Er, 94. Someone just sent me a letter. Crap. Ninety-five. Why are people replying? The whole point of the exercise was to reduce my mail! Not generate more. Stop it! Don’t write to me!

Um, never mind.

Look over there: irradiated mangosteens mutating into killer monkeys!

11 comments

  1. Mary Elizabeth S. on #

    I got a response. (YAY!!!) I didn’t reply, though. I figured that wouldn’t be very helpful. 😀

    So I’ll say it here…Thank You!

    ~Mary

  2. cuileann on #

    WOW, that is srsly impressive.

  3. Elodie on #

    XD! lol! that’s quite the backfiring. Good luck getting rid of the new mail 😉

  4. Justine on #

    Sigh. I suspect the only thing to do is delete all my email accounts and dig myself a hole where I will live off worms and write my novels with mud.

  5. Emily on #

    Mud eater! lol 🙂

  6. Emily on #

    i meant worms! Worm eater!

  7. Emily Bennett on #

    I got a reply! Yay me! And Justine, in case you dont remember me, its the Emily that you met at Cover to Cover in Columbus Ohio. 😀

  8. Mitch Wagner on #

    I was one of those people who you responded to. Was startled as heck – forgot about the original e-mail entirely.

    I wrote to you about Scrivener, which I’ve been using quite some time to write my first novel (almost done with the rough draft), and which I like a lot. I can’t remember if you turned me on to it.

    If you’ve made any changes to how you use Scrivener, or you’ve found some new features, I’d enjoy reading a follow-up post from you.

    Here’s one thing I want to be able to do with Scrivener, but haven’t quite figured out: Let’s say I write in Chapter 3 that One-Legged Pete has a pet parrot. He loves that parrot, so the parrot appears in a lot of places subsequently. When I’m on Chapter 11, it occurs to me that a parrot is stupid, it’s ridiculous that Pete would have a parrot, it’s got to be a *cockatoo.* I want to make a quick note to myself for when I’m ready to do revisions — which could be months or a year down the road — without interrupting my current workflow.

    Have you found a good way to do that?

  9. Justine on #

    So pleased you all got my replies. Sadly, I cannot promise a swift reply to your replies to my replies. Ouch. That sentence made my head spin.

    Mitch: I am indeed planning an updated Scrivener post just haven’t had a chance yet.
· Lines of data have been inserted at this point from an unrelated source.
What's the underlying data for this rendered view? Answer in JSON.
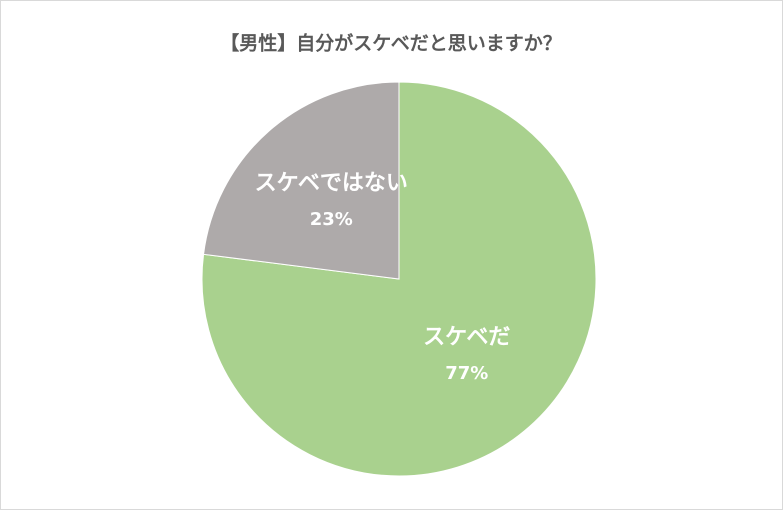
{
  "chart_data": {
    "type": "pie",
    "title": "【男性】自分がスケベだと思いますか？",
    "categories": [
      "スケベだ",
      "スケベではない"
    ],
    "values": [
      77,
      23
    ],
    "value_labels": [
      "77%",
      "23%"
    ],
    "colors": [
      "#a9d18e",
      "#aeaaaa"
    ]
  }
}
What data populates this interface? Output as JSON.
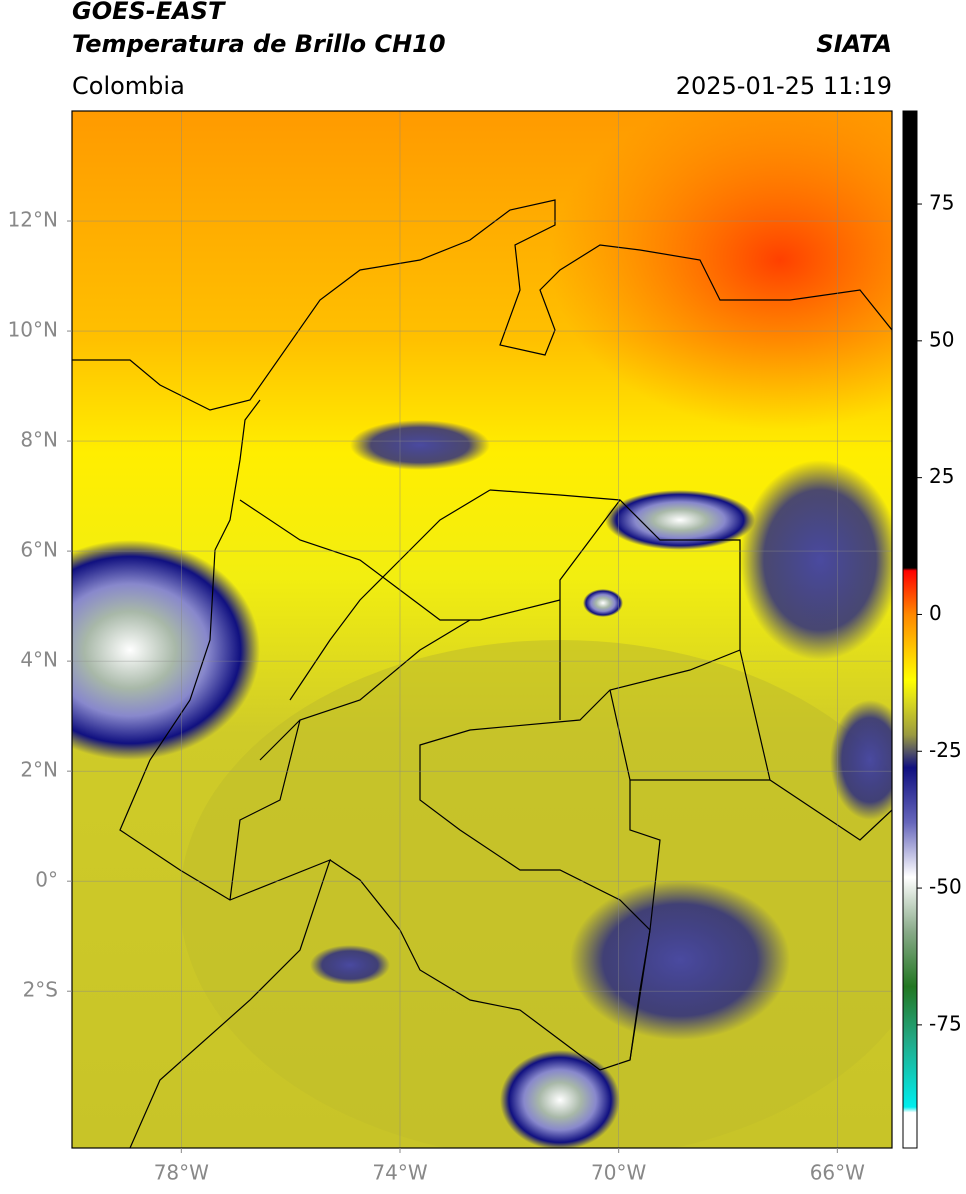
{
  "header": {
    "title": "GOES-EAST",
    "subtitle": "Temperatura de Brillo CH10",
    "source": "SIATA",
    "region": "Colombia",
    "datetime": "2025-01-25 11:19"
  },
  "map": {
    "xlim": [
      -80,
      -65
    ],
    "ylim": [
      -4.85,
      14
    ],
    "xticks": [
      {
        "value": -78,
        "label": "78°W"
      },
      {
        "value": -74,
        "label": "74°W"
      },
      {
        "value": -70,
        "label": "70°W"
      },
      {
        "value": -66,
        "label": "66°W"
      }
    ],
    "yticks": [
      {
        "value": 12,
        "label": "12°N"
      },
      {
        "value": 10,
        "label": "10°N"
      },
      {
        "value": 8,
        "label": "8°N"
      },
      {
        "value": 6,
        "label": "6°N"
      },
      {
        "value": 4,
        "label": "4°N"
      },
      {
        "value": 2,
        "label": "2°N"
      },
      {
        "value": 0,
        "label": "0°"
      },
      {
        "value": -2,
        "label": "2°S"
      }
    ],
    "grid": true,
    "colorbar": {
      "lim": [
        -97.5,
        92
      ],
      "ticks": [
        75,
        50,
        25,
        0,
        -25,
        -50,
        -75
      ],
      "colors": [
        {
          "value": 92,
          "color": "#000000"
        },
        {
          "value": 8.5,
          "color": "#000000"
        },
        {
          "value": 8,
          "color": "#ff0000"
        },
        {
          "value": 0,
          "color": "#ff8800"
        },
        {
          "value": -12,
          "color": "#ffff00"
        },
        {
          "value": -16,
          "color": "#d8d820"
        },
        {
          "value": -22,
          "color": "#9a9a40"
        },
        {
          "value": -25,
          "color": "#555566"
        },
        {
          "value": -28,
          "color": "#101080"
        },
        {
          "value": -38,
          "color": "#6666bb"
        },
        {
          "value": -48,
          "color": "#ffffff"
        },
        {
          "value": -58,
          "color": "#88aa88"
        },
        {
          "value": -68,
          "color": "#227722"
        },
        {
          "value": -78,
          "color": "#22aa88"
        },
        {
          "value": -90,
          "color": "#00eeee"
        },
        {
          "value": -91,
          "color": "#ffffff"
        }
      ]
    }
  }
}
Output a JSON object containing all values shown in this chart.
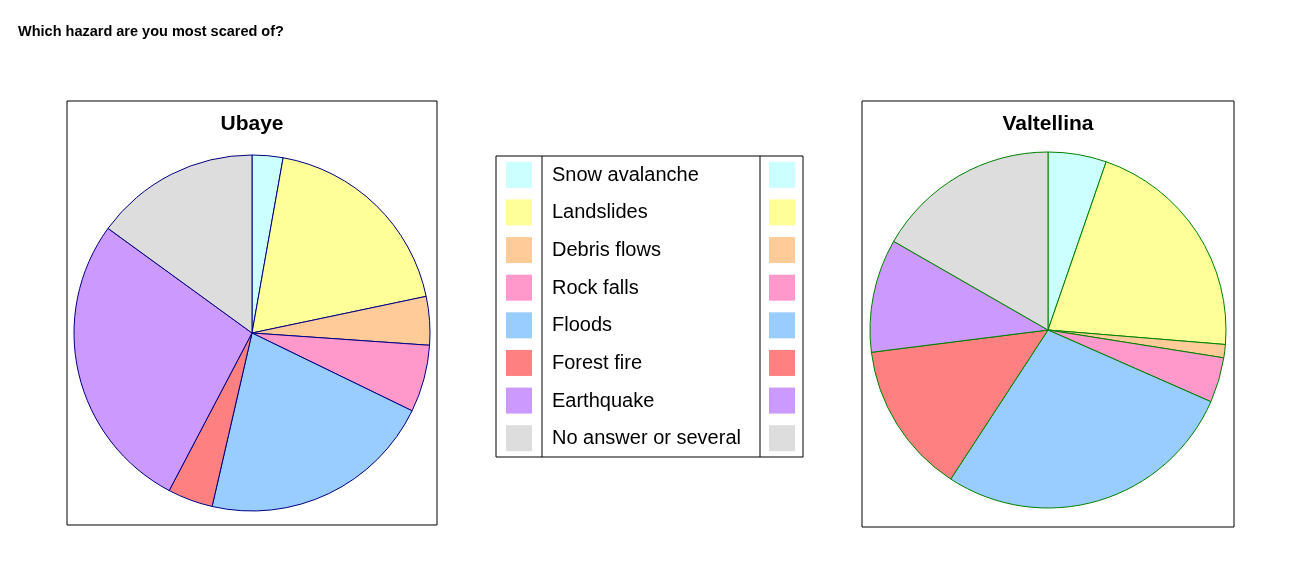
{
  "chart_data": {
    "type": "pie",
    "title": "Which hazard are you most scared of?",
    "categories": [
      "Snow avalanche",
      "Landslides",
      "Debris flows",
      "Rock falls",
      "Floods",
      "Forest fire",
      "Earthquake",
      "No answer or several"
    ],
    "colors": [
      "#ccffff",
      "#ffff99",
      "#ffcc99",
      "#ff99cc",
      "#99ccff",
      "#ff8080",
      "#cc99ff",
      "#dddddd"
    ],
    "series": [
      {
        "name": "Ubaye",
        "values": [
          2.8,
          18.9,
          4.4,
          6.1,
          21.4,
          4.1,
          27.3,
          15.0
        ]
      },
      {
        "name": "Valtellina",
        "values": [
          5.3,
          21.0,
          1.2,
          4.1,
          27.6,
          13.8,
          10.3,
          16.7
        ]
      }
    ],
    "legend": "center"
  }
}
    As for your quessie. Why don’t you make that note in “project notes” so that it’s visible to all documents? Then when you go back to chapter three you can see it there? That’s what I do.

  10. Mitch Wagner on #

    “Project notes.” Hmmmm…

    Off to read the links you posted just now.

  11. Mitch Wagner on #

    Disregard previous sentence. Clearly, I hallucinated links that did not exist.